A good starting point for us here is to just get an estimate on the
state-wide POCVAP and WVAP values.

WARNING!!! You should not do this in general! Talk to the people in the location you are trying to model to get better numbers! This is an (admittedly) ad-hoc way of giving us a starting point.

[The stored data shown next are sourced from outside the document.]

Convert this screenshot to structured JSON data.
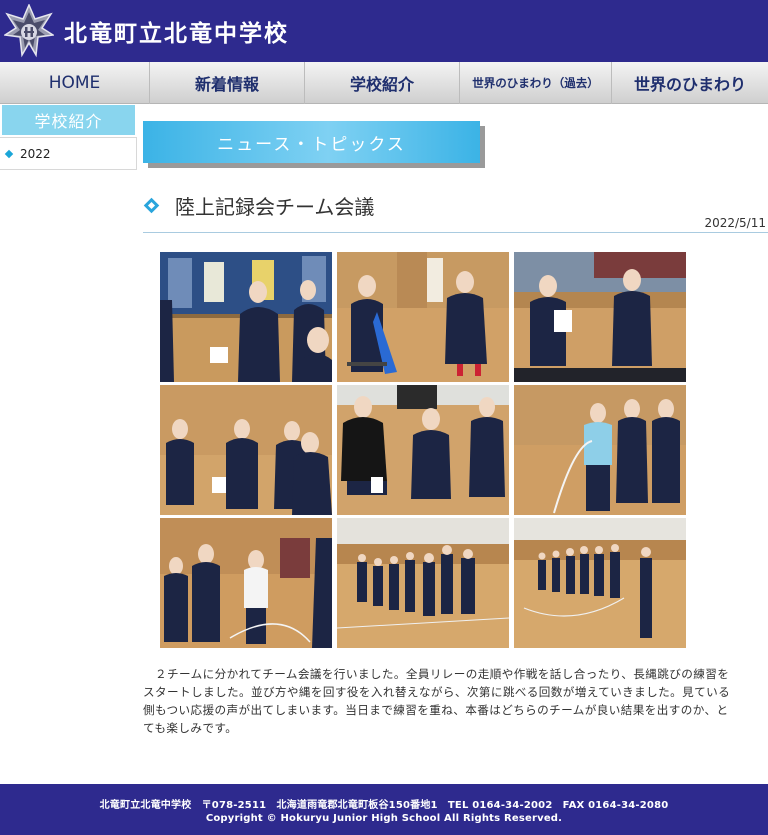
{
  "header": {
    "school_name": "北竜町立北竜中学校"
  },
  "nav": {
    "items": [
      {
        "label": "HOME"
      },
      {
        "label": "新着情報"
      },
      {
        "label": "学校紹介"
      },
      {
        "label": "世界のひまわり（過去）"
      },
      {
        "label": "世界のひまわり"
      }
    ]
  },
  "sidebar": {
    "title": "学校紹介",
    "items": [
      {
        "label": "2022"
      }
    ]
  },
  "banner": {
    "label": "ニュース・トピックス"
  },
  "article": {
    "title": "陸上記録会チーム会議",
    "date": "2022/5/11",
    "body": "２チームに分かれてチーム会議を行いました。全員リレーの走順や作戦を話し合ったり、長縄跳びの練習をスタートしました。並び方や縄を回す役を入れ替えながら、次第に跳べる回数が増えていきました。見ている側もつい応援の声が出てしまいます。当日まで練習を重ね、本番はどちらのチームが良い結果を出すのか、とても楽しみです。",
    "photos": [
      {
        "name": "photo-students-seated-1"
      },
      {
        "name": "photo-students-seated-2"
      },
      {
        "name": "photo-students-seated-3"
      },
      {
        "name": "photo-students-seated-4"
      },
      {
        "name": "photo-students-seated-5"
      },
      {
        "name": "photo-students-jump-rope-1"
      },
      {
        "name": "photo-students-jump-rope-2"
      },
      {
        "name": "photo-students-jump-rope-3"
      },
      {
        "name": "photo-students-jump-rope-4"
      }
    ]
  },
  "footer": {
    "line1": "北竜町立北竜中学校　〒078-2511　北海道雨竜郡北竜町板谷150番地1　TEL 0164-34-2002　FAX 0164-34-2080",
    "line2": "Copyright © Hokuryu Junior High School All Rights Reserved."
  },
  "colors": {
    "header_bg": "#2e2a8e",
    "accent": "#2aa5dc",
    "banner": "#3bb3e6",
    "sidebar_title": "#89d5ee"
  }
}
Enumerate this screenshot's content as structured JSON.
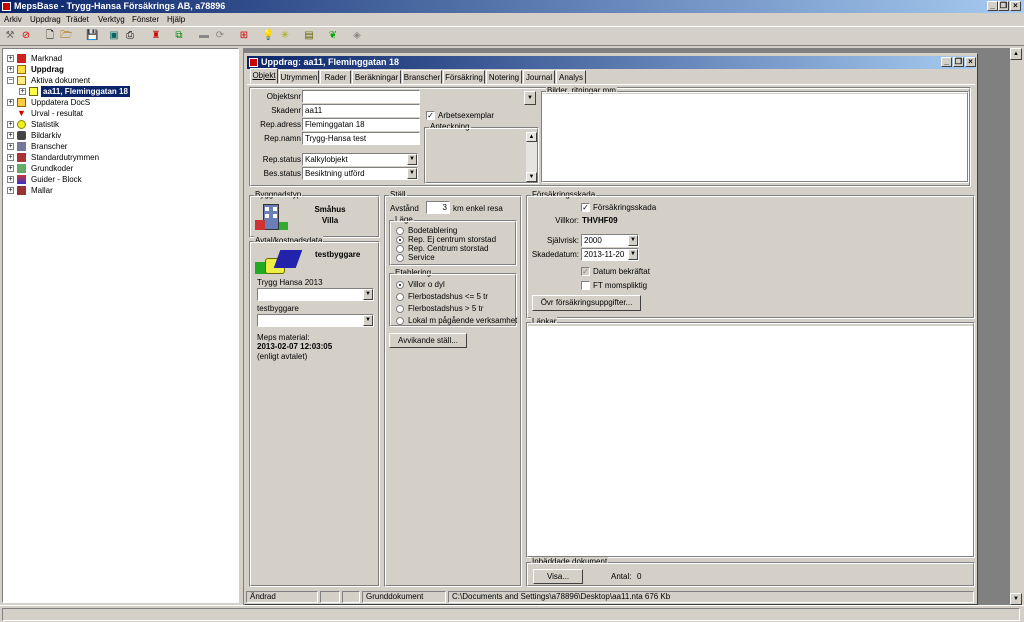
{
  "app": {
    "title": "MepsBase - Trygg-Hansa Försäkrings AB, a78896"
  },
  "menu": [
    "Arkiv",
    "Uppdrag",
    "Trädet",
    "Verktyg",
    "Fönster",
    "Hjälp"
  ],
  "tree": {
    "items": [
      {
        "label": "Marknad",
        "icon": "market-icon",
        "bold": false
      },
      {
        "label": "Uppdrag",
        "icon": "folder-icon",
        "bold": true
      },
      {
        "label": "Aktiva dokument",
        "icon": "open-folder-icon",
        "bold": false
      },
      {
        "label": "aa11, Fleminggatan 18",
        "icon": "document-icon",
        "bold": true,
        "selected": true
      },
      {
        "label": "Uppdatera DocS",
        "icon": "update-icon",
        "bold": false
      },
      {
        "label": "Urval - resultat",
        "icon": "filter-icon",
        "bold": false
      },
      {
        "label": "Statistik",
        "icon": "pie-chart-icon",
        "bold": false
      },
      {
        "label": "Bildarkiv",
        "icon": "camera-icon",
        "bold": false
      },
      {
        "label": "Branscher",
        "icon": "building-icon",
        "bold": false
      },
      {
        "label": "Standardutrymmen",
        "icon": "room-icon",
        "bold": false
      },
      {
        "label": "Grundkoder",
        "icon": "code-icon",
        "bold": false
      },
      {
        "label": "Guider - Block",
        "icon": "guide-icon",
        "bold": false
      },
      {
        "label": "Mallar",
        "icon": "template-icon",
        "bold": false
      }
    ]
  },
  "doc": {
    "title": "Uppdrag: aa11, Fleminggatan 18",
    "tabs": [
      "Objekt",
      "Utrymmen",
      "Rader",
      "Beräkningar",
      "Branscher",
      "Försäkring",
      "Notering",
      "Journal",
      "Analys"
    ],
    "fields": {
      "objektsnr_label": "Objektsnr",
      "objektsnr_value": "",
      "skadenr_label": "Skadenr",
      "skadenr_value": "aa11",
      "rep_adress_label": "Rep.adress",
      "rep_adress_value": "Fleminggatan 18",
      "rep_namn_label": "Rep.namn",
      "rep_namn_value": "Trygg-Hansa test",
      "rep_status_label": "Rep.status",
      "rep_status_value": "Kalkylobjekt",
      "bes_status_label": "Bes.status",
      "bes_status_value": "Besiktning utförd"
    },
    "arbetsexemplar": "Arbetsexemplar",
    "anteckning": "Anteckning",
    "bilder": "Bilder, ritningar mm",
    "byggnadstyp": {
      "label": "Byggnadstyp",
      "line1": "Småhus",
      "line2": "Villa"
    },
    "avtal": {
      "label": "Avtal/kostnadsdata",
      "name": "testbyggare",
      "select1_label": "Trygg Hansa 2013",
      "select2_label": "testbyggare",
      "material_label": "Meps material:",
      "material_date": "2013-02-07 12:03:05",
      "material_note": "(enligt avtalet)"
    },
    "stall": {
      "label": "Ställ",
      "avstand_label": "Avstånd",
      "avstand_value": "3",
      "avstand_unit": "km enkel resa",
      "lage_label": "Läge",
      "lage_options": [
        "Bodetablering",
        "Rep. Ej centrum storstad",
        "Rep. Centrum storstad",
        "Service"
      ],
      "lage_selected": 1,
      "etablering_label": "Etablering",
      "etablering_options": [
        "Villor o dyl",
        "Flerbostadshus <= 5 tr",
        "Flerbostadshus > 5 tr",
        "Lokal m pågående verksamhet"
      ],
      "etablering_selected": 0,
      "avvikande_button": "Avvikande ställ..."
    },
    "forsakring": {
      "label": "Försäkringsskada",
      "checkbox": "Försäkringsskada",
      "villkor_label": "Villkor:",
      "villkor_value": "THVHF09",
      "sjalvrisk_label": "Självrisk:",
      "sjalvrisk_value": "2000",
      "skadedatum_label": "Skadedatum:",
      "skadedatum_value": "2013-11-20",
      "datum_bekraftat": "Datum bekräftat",
      "ft_momspliktig": "FT momspliktig",
      "ovr_button": "Övr försäkringsuppgifter..."
    },
    "lankar": "Länkar",
    "inbaddade": {
      "label": "Inbäddade dokument",
      "visa_button": "Visa...",
      "antal_label": "Antal:",
      "antal_value": "0"
    },
    "status": {
      "p1": "Ändrad",
      "p2": "",
      "p3": "",
      "p4": "Grunddokument",
      "p5": "C:\\Documents and Settings\\a78896\\Desktop\\aa11.nta  676 Kb"
    }
  }
}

We also anticipate that the turnout proportions are going to be one of the things that we vary as we create models for a specific place.

In [30]:
wvap_total = sum(d["WVAP"] for _, d in graph.nodes(data=True))
pocvap_total = sum(d["POCVAP"] for _, d in graph.nodes(data=True))
total_pop = sum(d["TOTPOP"] for _, d in graph.nodes(data=True))
print(f"Total WVAP: {wvap_total}")
print(f"\tTotal WCAP %: {wvap_total / total_pop * 100:.2f}")
print(f"Total POCVAP: {pocvap_total}")
print(f"\tTotal POCAP %: {pocvap_total / total_pop * 100:.2f}")

Total WVAP: 47.91742737423775
	Total WCAP %: 74.87
Total POCVAP: 16.08257262576225
	Total POCAP %: 25.13


These would be good starting points for some of the parameters for our
ballot generator, namely the `bloc_voter_prop` parameter.

In [31]:
bloc_voter_prop = {
    "W": 0.75,
    "C": 0.25
}
cohesion_parameters = {
    "W": {
        "W": 0.7,
        "C": 0.3
    },
    "C": {
        "W": 0.7,
        "C": 0.3
    }
}
alphas = {
    "W": {
        "W": 1,
        "C": 1
    },
    "C": {
        "W": 1,
        "C": 1
    }
}
slate_to_candidates = {
    "W": [
        "Whiteman",
        "Whisky",
        "Whence"
    ],
    "C": [
        "Candy",
        "Claire"
    ]
}

In [32]:
ballot_generator_kwargs = dict(
    bloc_voter_prop=bloc_voter_prop,
    cohesion_parameters=cohesion_parameters,
    alphas=alphas,
    slate_to_candidates=slate_to_candidates
)

In [33]:
with jl.open('election_results2.jsonl', 'w') as writer:
    # for _ in range(10):
    for _ in tqdm(range(30)):
        profile = bg.slate_PlackettLuce.from_params(
            **ballot_generator_kwargs
        ).generate_profile(
            number_of_ballots=10000
        )
        election = elec.STV(profile, m=3)

        writer.write({
            "winners": [winner for winner_set in election.get_elected() for winner in winner_set],
        })

  0%|          | 0/30 [00:00<?, ?it/s]

Okay, this is a great starting point, but putting together a bunch of `for`
loops in a single notebook is difficult to read, audit, and scale.
So we are going to need a better way to do and organize this if we want
to be able to keep track of all of the information we are generating.